The biggest surprise for me in all of this is how layered the characterizations are, and how the storybook relationships twist and turn. The depth they’ve given to Richard, for example, possibly the dumbest king in legend, is touching and due in no small part to Omundson again. And in “Bewitched, Bothered, and Belittled,” there’s a wonderful moment between Madalena and Gareth (the bitchy queen and the henchman) involving severed body parts that was really touching. No, seriously, it was one of the sweetest moments I’ve seen onscreen in a long time. Well, it’s always heart-warming when a Big Lug does something perfect for a distressed partner.
Another surprise: Galavant and Richard teaming up as travel buddies, much to Richard’s joy and Galavant’s exasperation. That exasperation leads to Galavant trying to fix Richard up with Bobby (Roberta) in a great BFF song:
Best line: “Trust me, I promise, she knows.”

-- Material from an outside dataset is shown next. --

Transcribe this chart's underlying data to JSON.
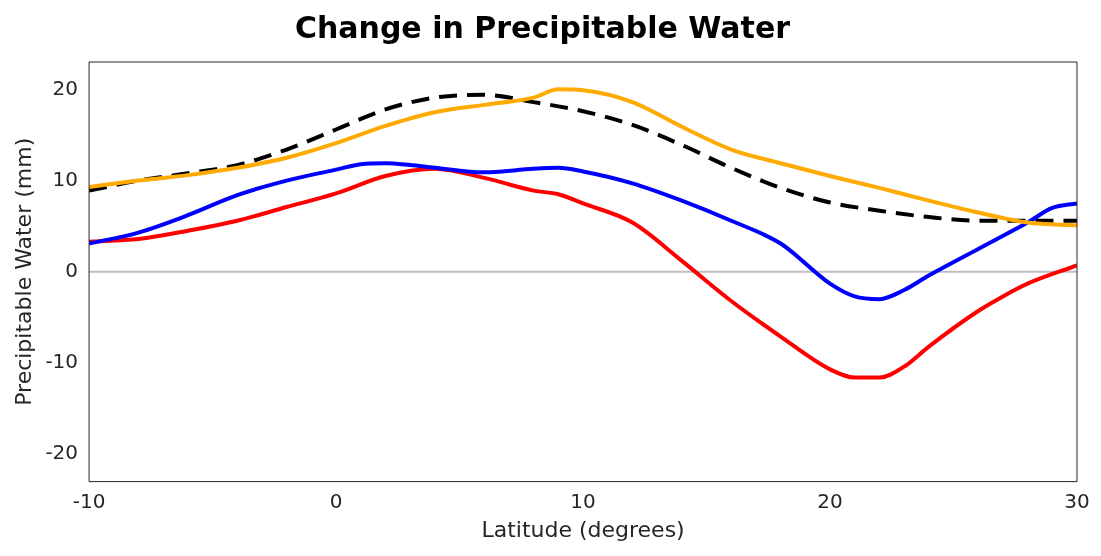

And then there are moments like Isabella’s mother talking about Galavant before telling Isabella to give up on him and marry her eleven-year-old cousin: ““He’s a tall drink of water, and I will forever keep him in my spank bank, but . . .”
Yeah, I LOVE THIS SHOW. Seriously. Hmmm. Maybe we should do Galavant Sundays. They’re doing some really interesting things, and when they miss, they miss big, which is also interesting.
• In other oh-good show biz news, Neil Patrick Harris will be playing Uncle Olaf in the Netflix version of A Series of Unfortunate Events.
See? Nothing but good times ahead. (Death, fuck off for the rest of 2016. Thank you.)